Businesses need to be aware that printing anything from meeting agendas to expense forms, CV’s and internal documents could put you at risk of breaching GDPR regulations. Business leaders should consider how they can work with their existing confidential waste management companies to support the correct disposal of these items, with products such as mini shredding bins and remote collection now available. 

  • Secure storage 

Where the printing of documents containing confidential information is unavoidable, the physical documents need to be secured safely. This means they must be processed in a manner that ensures appropriate security of the personal data, including protection against unauthorised or unlawful processing, accidental loss, destruction or damage, using appropriate technical or organisational measures. 

With regard to personal data Article 5. 1.e) of the GDPR clearly lays out the principle of ‘storage limitation’, and says personal data should only be kept for as long as is necessary to fulfil the purposes for which the data is being processed.

It’s advised that businesses review their existing GDPR guidelines and refresh these based on the risks faced when working from home. Staff should be encouraged to only store information they have printed in secure locations which cannot be accessed by anyone other than themselves. They should not be left in plain sight or even read in clear view of anyone else outside of the organisation. 

  • Confidential waste bins 

If sensitive documents need to be disposed of, this also needs to be done securely. They should be shredded or placed in a confidential waste bin. In order to keep this information safe, all confidential waste must be disposed of, collected and then destroyed separately, before it can be recycled.

If businesses have supplied their staff with confidential waste bins for their home offices, they should then be collected and sealed in security bags prior to shredding or collection by a waste contractor. When it comes to the destruction and management of secure information, it’s vital to work with a company that works and operates to the most stringent and appropriate standards. Key certifications and accreditation to look out for include ISO:9001:2015, EN15713:2009, Environment Agency Waste Carriers License and Information Commissioner’s Office Certificate. 

  • Keep up to date with cybersecurity threats 

Businesses should also be considering how to keep documents and sensitive information safe online. Whilst many staff members are working from home, accessing digital documents can open them up to new hacking risks. 

For any information that’s stored digitally, it’s essential to control access by using passwords, firewalls and encryption. This should also be considered for any information which is held on hard drives or USBs. 

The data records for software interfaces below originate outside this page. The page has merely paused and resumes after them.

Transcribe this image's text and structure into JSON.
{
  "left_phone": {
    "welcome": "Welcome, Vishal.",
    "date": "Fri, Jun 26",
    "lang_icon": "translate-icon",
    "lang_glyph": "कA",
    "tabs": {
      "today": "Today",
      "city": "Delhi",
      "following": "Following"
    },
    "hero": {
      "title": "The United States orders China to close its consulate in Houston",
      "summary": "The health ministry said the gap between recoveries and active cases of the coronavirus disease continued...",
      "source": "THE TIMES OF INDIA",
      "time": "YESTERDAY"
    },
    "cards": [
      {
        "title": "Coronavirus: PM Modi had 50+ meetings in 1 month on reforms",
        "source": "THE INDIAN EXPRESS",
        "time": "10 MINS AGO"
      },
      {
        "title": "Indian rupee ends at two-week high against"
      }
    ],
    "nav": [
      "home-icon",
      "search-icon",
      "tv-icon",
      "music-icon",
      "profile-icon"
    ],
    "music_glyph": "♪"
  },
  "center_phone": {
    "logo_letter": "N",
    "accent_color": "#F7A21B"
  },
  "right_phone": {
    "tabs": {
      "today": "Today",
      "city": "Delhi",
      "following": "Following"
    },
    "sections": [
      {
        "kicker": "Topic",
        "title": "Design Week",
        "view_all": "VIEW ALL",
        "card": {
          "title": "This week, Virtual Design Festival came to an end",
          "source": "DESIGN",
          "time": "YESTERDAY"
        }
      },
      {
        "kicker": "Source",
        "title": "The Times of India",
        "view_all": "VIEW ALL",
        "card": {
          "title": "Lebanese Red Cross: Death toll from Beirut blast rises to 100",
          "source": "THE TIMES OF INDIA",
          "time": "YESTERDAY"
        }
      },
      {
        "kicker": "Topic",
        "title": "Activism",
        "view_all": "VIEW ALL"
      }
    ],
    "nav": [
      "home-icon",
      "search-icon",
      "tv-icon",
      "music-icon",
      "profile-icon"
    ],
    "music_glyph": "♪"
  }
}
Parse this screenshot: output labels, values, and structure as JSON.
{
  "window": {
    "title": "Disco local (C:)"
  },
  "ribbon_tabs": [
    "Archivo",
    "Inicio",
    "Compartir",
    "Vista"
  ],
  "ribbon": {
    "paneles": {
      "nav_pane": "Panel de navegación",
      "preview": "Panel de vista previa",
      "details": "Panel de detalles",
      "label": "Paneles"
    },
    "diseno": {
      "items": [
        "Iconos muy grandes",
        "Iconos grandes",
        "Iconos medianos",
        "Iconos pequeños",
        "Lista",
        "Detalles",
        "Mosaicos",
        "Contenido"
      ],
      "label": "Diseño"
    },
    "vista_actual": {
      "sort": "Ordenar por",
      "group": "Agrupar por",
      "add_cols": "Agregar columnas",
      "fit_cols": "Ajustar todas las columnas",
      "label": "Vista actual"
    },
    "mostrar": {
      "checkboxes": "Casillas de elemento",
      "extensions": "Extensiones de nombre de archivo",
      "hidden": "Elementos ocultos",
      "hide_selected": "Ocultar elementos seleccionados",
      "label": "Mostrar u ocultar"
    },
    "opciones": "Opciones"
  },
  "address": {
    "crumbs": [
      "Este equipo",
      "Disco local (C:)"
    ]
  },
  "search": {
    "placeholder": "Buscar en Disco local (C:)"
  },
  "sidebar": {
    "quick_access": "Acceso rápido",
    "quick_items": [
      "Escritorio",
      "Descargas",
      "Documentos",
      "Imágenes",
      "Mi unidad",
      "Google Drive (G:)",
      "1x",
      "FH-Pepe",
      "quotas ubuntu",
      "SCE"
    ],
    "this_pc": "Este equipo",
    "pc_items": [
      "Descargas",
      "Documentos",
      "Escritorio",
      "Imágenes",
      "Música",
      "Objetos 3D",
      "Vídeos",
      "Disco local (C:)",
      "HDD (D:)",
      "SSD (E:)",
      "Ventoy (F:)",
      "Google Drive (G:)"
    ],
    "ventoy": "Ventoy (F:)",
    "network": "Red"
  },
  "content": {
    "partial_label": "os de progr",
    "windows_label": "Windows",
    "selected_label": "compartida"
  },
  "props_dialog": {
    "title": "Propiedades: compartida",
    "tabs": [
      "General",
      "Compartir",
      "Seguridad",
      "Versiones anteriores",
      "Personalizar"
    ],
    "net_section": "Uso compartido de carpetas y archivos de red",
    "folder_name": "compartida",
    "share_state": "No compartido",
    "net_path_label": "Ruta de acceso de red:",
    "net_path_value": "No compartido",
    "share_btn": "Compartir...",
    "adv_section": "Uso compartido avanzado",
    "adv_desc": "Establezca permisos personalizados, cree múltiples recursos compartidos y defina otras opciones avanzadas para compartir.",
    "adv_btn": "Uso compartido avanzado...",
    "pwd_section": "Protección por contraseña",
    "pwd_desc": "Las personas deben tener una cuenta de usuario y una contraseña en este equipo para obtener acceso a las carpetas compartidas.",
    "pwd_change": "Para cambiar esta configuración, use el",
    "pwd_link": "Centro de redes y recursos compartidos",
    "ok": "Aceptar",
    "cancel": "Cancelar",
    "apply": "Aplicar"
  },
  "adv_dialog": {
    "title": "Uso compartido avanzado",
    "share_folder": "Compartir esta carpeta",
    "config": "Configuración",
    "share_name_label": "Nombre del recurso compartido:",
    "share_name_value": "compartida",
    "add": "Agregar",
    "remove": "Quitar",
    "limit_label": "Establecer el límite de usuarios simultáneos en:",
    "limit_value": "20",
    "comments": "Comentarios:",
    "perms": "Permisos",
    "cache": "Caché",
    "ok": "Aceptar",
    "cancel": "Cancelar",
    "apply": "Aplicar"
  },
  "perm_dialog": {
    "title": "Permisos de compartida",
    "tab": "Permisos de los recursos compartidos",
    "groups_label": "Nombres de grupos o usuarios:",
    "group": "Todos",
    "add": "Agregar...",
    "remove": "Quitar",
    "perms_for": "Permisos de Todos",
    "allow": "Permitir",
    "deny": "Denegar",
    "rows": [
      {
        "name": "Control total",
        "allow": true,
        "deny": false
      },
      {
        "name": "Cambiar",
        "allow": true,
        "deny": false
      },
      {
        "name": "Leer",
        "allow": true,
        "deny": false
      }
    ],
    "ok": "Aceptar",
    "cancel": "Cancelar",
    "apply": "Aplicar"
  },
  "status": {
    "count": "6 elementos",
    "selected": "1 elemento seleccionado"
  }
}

When using passwords to control access to confidential information, you must ensure that they’re secure and updated regularly. Sensitive information should also only be accessed via a secure internet connection on approved devices. Requiring employees to connect to the same server they would in the office to access or via secure online document storage solutions such as Google Drive, is one way of protecting the information from unauthorized access. 

Mike Cluskey, Managing Director at Go Shred said: “Working from home demands a different security standard than being in the office, especially when it comes to document security. 

“Although remote working has become the norm for many people, it is still daunting for both employers and home workers to think about GDPR compliance which requires businesses to keep all personal data private and secure. 

“Companies of all shapes and sizes need to ensure GDPR compliance and document security, whether you’re a startup or a well-established organisation, sticking within the existing guidelines is essential to avoid fines and reduce the risk of data breaches. We urge business leaders to look at their existing practices both online and offline and consider whether these are still working for their remote staff. Homeworkers should also take extra precautions to make sure they are doing everything they can to protect confidential data and information.”